# Introduction to XGBoost-Spark Cross Validation with GPU

The goal of this notebook is to show you how to levarage GPU to accelerate XGBoost spark cross validatoin for hyperparameter tuning. The best model for the given hyperparameters will be returned.

Note: CrossValidation can't be ran with the latest cudf v21.06.1 because of some API changes. We'll plan to release a new XGBoost jar with the fixing soon. We keep this notebook using cudf v0.19.2 & rapids-4-spark v0.5.0.

Here takes the application 'Taxi' as an example.

A few libraries are required for this notebook:
  1. NumPy
  2. cudf jar
  2. xgboost4j jar
  3. xgboost4j-spark jar

#### Import the Required Libraries

In [1]:
from ml.dmlc.xgboost4j.scala.spark import XGBoostRegressionModel, XGBoostRegressor
from ml.dmlc.xgboost4j.scala.spark.rapids import CrossValidator
from pyspark.ml.evaluation import RegressionEvaluator
from pyspark.ml.tuning import ParamGridBuilder
from pyspark.sql import SparkSession
from pyspark.sql.types import FloatType, IntegerType, StructField, StructType
from time import time

As shown above, here `CrossValidator` is imported from package `ml.dmlc.xgboost4j.scala.spark.rapids`, not the spark's `tuning.CrossValidator`.

#### Create a Spark Session

In [2]:
spark = SparkSession.builder.appName("taxi-cv-gpu-python").getOrCreate()

#### Specify the Data Schema and Load the Data

In [3]:
label = 'fare_amount'
schema = StructType([
    StructField('vendor_id', FloatType()),
    StructField('passenger_count', FloatType()),
    StructField('trip_distance', FloatType()),
    StructField('pickup_longitude', FloatType()),
    StructField('pickup_latitude', FloatType()),
    StructField('rate_code', FloatType()),
    StructField('store_and_fwd', FloatType()),
    StructField('dropoff_longitude', FloatType()),
    StructField('dropoff_latitude', FloatType()),
    StructField(label, FloatType()),
    StructField('hour', FloatType()),
    StructField('year', IntegerType()),
    StructField('month', IntegerType()),
    StructField('day', FloatType()),
    StructField('day_of_week', FloatType()),
    StructField('is_weekend', FloatType()),
])

features = [ x.name for x in schema if x.name != label ]

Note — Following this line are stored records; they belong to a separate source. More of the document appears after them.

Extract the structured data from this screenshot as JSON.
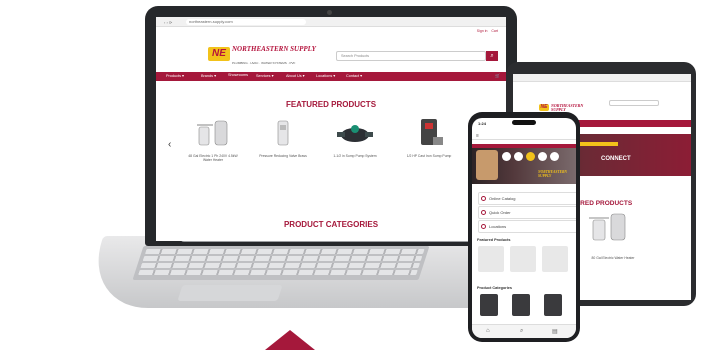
{
  "laptop": {
    "url": "northeastern-supply.com",
    "top_links": [
      "Sign in",
      "Cart"
    ],
    "logo_text": "NORTHEASTERN SUPPLY",
    "logo_badge": "NE",
    "tagline": "PLUMBING · HVAC · WATER SYSTEMS · PVF",
    "search_placeholder": "Search Products",
    "nav_items": [
      "Products ▾",
      "Brands ▾",
      "Showrooms",
      "Services ▾",
      "About Us ▾",
      "Locations ▾",
      "Contact ▾"
    ],
    "featured_title": "FEATURED PRODUCTS",
    "products": [
      {
        "caption": "48 Gal Electric 1 Ph 240V 4.5kW Water Heater",
        "icon": "water-heater-icon"
      },
      {
        "caption": "Pressure Reducing Valve Brass",
        "icon": "valve-icon"
      },
      {
        "caption": "1-1/2 in Sump Pump System",
        "icon": "pump-icon"
      },
      {
        "caption": "1/2 HP Cast Iron Sump Pump",
        "icon": "sump-pump-icon"
      }
    ],
    "categories_title": "PRODUCT CATEGORIES",
    "prev_arrow": "‹"
  },
  "tablet": {
    "logo_text": "NORTHEASTERN SUPPLY",
    "banner_text": "CONNECT",
    "featured_title": "FEATURED PRODUCTS",
    "product_caption": "80 Gal Electric Water Heater"
  },
  "phone": {
    "time": "1:24",
    "hero_text": "NORTHEASTERN SUPPLY",
    "menu": [
      "Online Catalog",
      "Quick Order",
      "Locations"
    ],
    "featured_label": "Featured Products",
    "categories_label": "Product Categories"
  },
  "colors": {
    "brand": "#a5183b",
    "accent": "#f2c21a",
    "device": "#26282b"
  }
}
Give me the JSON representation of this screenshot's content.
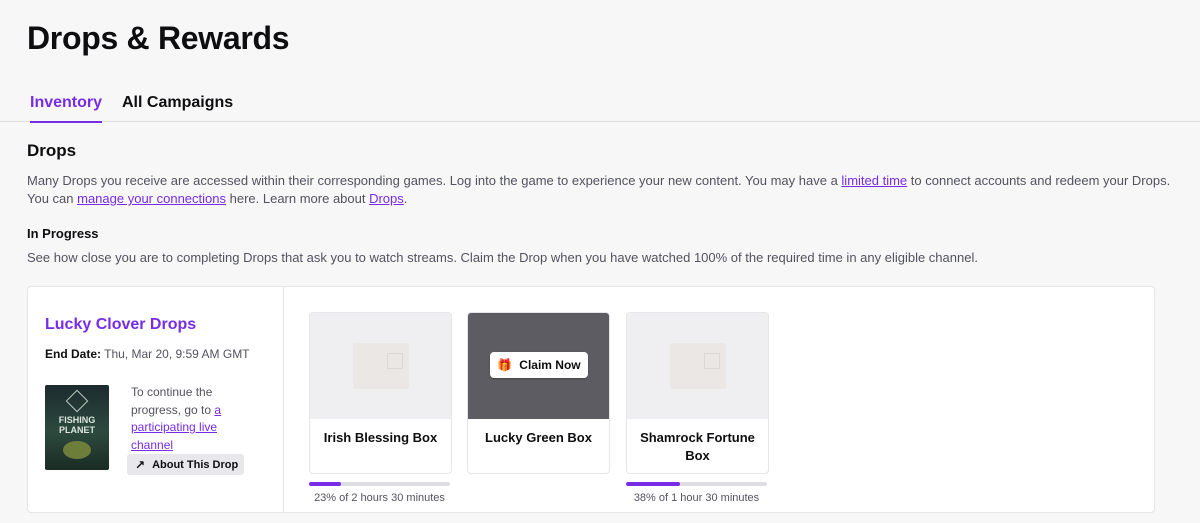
{
  "header": {
    "title": "Drops & Rewards"
  },
  "tabs": [
    {
      "label": "Inventory",
      "active": true
    },
    {
      "label": "All Campaigns",
      "active": false
    }
  ],
  "drops_section": {
    "title": "Drops",
    "desc_part1": "Many Drops you receive are accessed within their corresponding games. Log into the game to experience your new content. You may have a ",
    "link_limited_time": "limited time",
    "desc_part2": " to connect accounts and redeem your Drops. You can ",
    "link_manage_connections": "manage your connections",
    "desc_part3": " here. Learn more about ",
    "link_drops": "Drops",
    "desc_part4": "."
  },
  "in_progress": {
    "title": "In Progress",
    "description": "See how close you are to completing Drops that ask you to watch streams. Claim the Drop when you have watched 100% of the required time in any eligible channel."
  },
  "campaign": {
    "name": "Lucky Clover Drops",
    "end_date_label": "End Date:",
    "end_date_value": " Thu, Mar 20, 9:59 AM GMT",
    "cover_title": "FISHING PLANET",
    "continue_text": "To continue the progress, go to ",
    "continue_link": "a participating live channel",
    "about_button": "About This Drop",
    "icons": {
      "about": "arrow-up-right-icon",
      "claim": "gift-icon"
    },
    "accent_color": "#772ce8"
  },
  "drops": [
    {
      "name": "Irish Blessing Box",
      "progress_fraction": 0.23,
      "progress_text": "23% of 2 hours 30 minutes",
      "claimable": false
    },
    {
      "name": "Lucky Green Box",
      "claim_label": "Claim Now",
      "claimable": true
    },
    {
      "name": "Shamrock Fortune Box",
      "progress_fraction": 0.38,
      "progress_text": "38% of 1 hour 30 minutes",
      "claimable": false
    }
  ]
}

train_data = spark.read.parquet('/data/taxi/parquet/train')
trans_data = spark.read.parquet('/data/taxi/parquet/eval')

#### Build a XGBoost-Spark CrossValidator

In [4]:
# First build a regressor of GPU version using *setFeaturesCols* to set feature columns
params = {
    'eta': 0.05,
    'maxDepth': 8,
    'subsample': 0.8,
    'gamma': 1.0,
    'numRound': 100,
    'numWorkers': 1,
    'treeMethod': 'gpu_hist',
}
regressor = XGBoostRegressor(**params).setLabelCol(label).setFeaturesCols(features)
# Then build the evaluator and the hyperparameters
evaluator = (RegressionEvaluator()
    .setLabelCol(label))
param_grid = (ParamGridBuilder()
    .addGrid(regressor.maxDepth, [3, 6])
    .addGrid(regressor.numRound, [100, 200])
    .build())
# Finally the corss validator
cross_validator = (CrossValidator()
    .setEstimator(regressor)
    .setEvaluator(evaluator)
    .setEstimatorParamMaps(param_grid)
    .setNumFolds(3))

#### Start Cross Validation by Fitting Data to CrossValidator

In [5]:
def with_benchmark(phrase, action):
    start = time()
    result = action()
    end = time()
    print('{} takes {} seconds'.format(phrase, round(end - start, 2)))
    return result
model = with_benchmark('Cross-Validation', lambda: cross_validator.fit(train_data)).bestModel

Cross-Validation takes 73.77 seconds


#### Transform On the Best Model

In [6]:
def transform():
    result = model.transform(trans_data).cache()
    result.foreachPartition(lambda _: None)
    return result
result = with_benchmark('Transforming', transform)
result.select(label, 'prediction').show(5)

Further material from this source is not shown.